Date: The date of the document.
Owner: Identify Property Owner, as “Grantor” by correct name.
Claimant: Identify Claimant, as “Grantee” by correct name, current address, contact persons and current telephone number.
Property: The legal description of the property.
Person Contracting with Claimant for Work: Identify person or entity contracting with Claimant by correct name, current address and current telephone number.
Persons performing work for or supplying materials to Claimant: Claimant may, but is not obligated to, identify any persons or entities which have or will be performing work or supplying materials on behalf of Claimant for the Property. Said persons or entities must be identified by correct legal name, address and current telephone number.

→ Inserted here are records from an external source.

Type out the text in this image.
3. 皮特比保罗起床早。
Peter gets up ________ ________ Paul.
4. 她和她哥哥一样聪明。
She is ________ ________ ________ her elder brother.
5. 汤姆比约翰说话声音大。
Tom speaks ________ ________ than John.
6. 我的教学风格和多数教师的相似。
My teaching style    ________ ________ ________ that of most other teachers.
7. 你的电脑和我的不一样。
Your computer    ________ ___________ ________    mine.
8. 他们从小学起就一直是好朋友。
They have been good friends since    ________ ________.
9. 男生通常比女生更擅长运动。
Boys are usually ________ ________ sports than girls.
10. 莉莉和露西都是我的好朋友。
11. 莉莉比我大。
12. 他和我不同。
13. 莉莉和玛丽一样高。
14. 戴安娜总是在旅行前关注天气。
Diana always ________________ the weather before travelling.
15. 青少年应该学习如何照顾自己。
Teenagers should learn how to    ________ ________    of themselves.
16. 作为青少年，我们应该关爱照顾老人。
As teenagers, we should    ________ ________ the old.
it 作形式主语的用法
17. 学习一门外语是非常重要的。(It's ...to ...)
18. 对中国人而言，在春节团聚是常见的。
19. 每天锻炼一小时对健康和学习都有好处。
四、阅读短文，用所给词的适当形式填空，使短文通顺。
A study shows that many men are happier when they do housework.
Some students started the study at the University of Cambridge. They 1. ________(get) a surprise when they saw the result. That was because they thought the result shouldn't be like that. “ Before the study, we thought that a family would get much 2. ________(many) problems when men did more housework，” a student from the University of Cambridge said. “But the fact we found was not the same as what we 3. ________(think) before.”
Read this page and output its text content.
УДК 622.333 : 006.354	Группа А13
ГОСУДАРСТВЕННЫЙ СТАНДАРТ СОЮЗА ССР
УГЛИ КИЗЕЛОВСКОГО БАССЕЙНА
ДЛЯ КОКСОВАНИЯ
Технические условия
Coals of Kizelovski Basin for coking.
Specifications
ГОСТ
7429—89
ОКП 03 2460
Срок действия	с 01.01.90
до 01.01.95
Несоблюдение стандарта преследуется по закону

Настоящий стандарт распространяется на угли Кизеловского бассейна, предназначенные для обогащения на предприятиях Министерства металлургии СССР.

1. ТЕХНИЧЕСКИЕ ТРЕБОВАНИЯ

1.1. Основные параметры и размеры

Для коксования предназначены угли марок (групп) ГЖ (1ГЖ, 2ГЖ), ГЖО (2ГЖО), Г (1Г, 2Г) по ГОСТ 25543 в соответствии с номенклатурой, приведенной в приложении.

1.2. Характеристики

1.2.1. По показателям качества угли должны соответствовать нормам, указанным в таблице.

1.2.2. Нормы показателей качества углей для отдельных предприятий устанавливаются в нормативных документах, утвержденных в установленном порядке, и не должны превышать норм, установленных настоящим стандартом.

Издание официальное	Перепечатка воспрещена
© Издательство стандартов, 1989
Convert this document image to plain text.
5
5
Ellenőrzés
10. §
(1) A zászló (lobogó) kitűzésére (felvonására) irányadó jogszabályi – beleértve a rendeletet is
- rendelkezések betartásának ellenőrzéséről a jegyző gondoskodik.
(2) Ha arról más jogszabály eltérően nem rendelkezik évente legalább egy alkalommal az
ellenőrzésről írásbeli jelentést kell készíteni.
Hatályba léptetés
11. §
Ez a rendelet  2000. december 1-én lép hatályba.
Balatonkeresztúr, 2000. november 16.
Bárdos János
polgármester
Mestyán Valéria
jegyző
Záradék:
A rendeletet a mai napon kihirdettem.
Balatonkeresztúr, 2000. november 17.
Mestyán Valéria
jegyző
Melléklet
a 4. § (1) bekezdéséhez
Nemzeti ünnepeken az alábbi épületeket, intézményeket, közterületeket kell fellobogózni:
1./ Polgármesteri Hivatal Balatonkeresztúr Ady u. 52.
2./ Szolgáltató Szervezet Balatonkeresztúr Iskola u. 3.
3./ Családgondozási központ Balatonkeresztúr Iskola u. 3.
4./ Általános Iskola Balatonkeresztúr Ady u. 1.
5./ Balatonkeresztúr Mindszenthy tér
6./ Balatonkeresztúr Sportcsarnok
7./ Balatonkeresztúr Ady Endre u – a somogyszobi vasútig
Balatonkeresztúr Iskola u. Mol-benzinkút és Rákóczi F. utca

A recorded notice correctly identifies a person or entity so long as the identifying information in the notice is neither deceptively similar to another person or entity reasonably likely to provide labor, materials, supplies or equipment for the improvement of property nor so deficient in information as to make it unreasonably difficult to identify such person or entity. The form shall be signed by a person authorized to execute the form on behalf of the Claimant, and such signature shall be notarized. The name of the person signing the form shall be printed legibly or typed immediately below the signature.
(1) A photocopy of the file-stamped notice of rights and any renewals of notice of rights recorded by or identifying claimant;
(2) The name and address of the person or entity which claimant contracted with to perform work on the property;
(3) A copy of any contract or contracts, purchase order or orders, or proposal or proposals, hereinafter collectively referred to as agreements, and any agreed change orders or modifications to such agreement or agreements under which claimant performed its work on the property;
(4) In the absence of any written agreement or agreements, a general description of the scope of work agreed to be performed by claimant on the property and the basis for payment for such work as agreed to by claimant and the contracting party;
(5) All invoices submitted by claimant for its work on the property;
(6) An accurate statement of account which shows all payments or credits against amounts otherwise due to claimant for the work performed on the property and the calculation or basis for the amount claimed by claimant in its mechanic’s lien statement; and
(7) The last date that claimant performed any work or labor upon, or provided any materials or equipment to, the property;
(8) The claimant shall attach a file-stamped copy of his or her notice of rights to claimant’s mechanic’s lien statement if and when filed with the circuit clerk under section 429.080.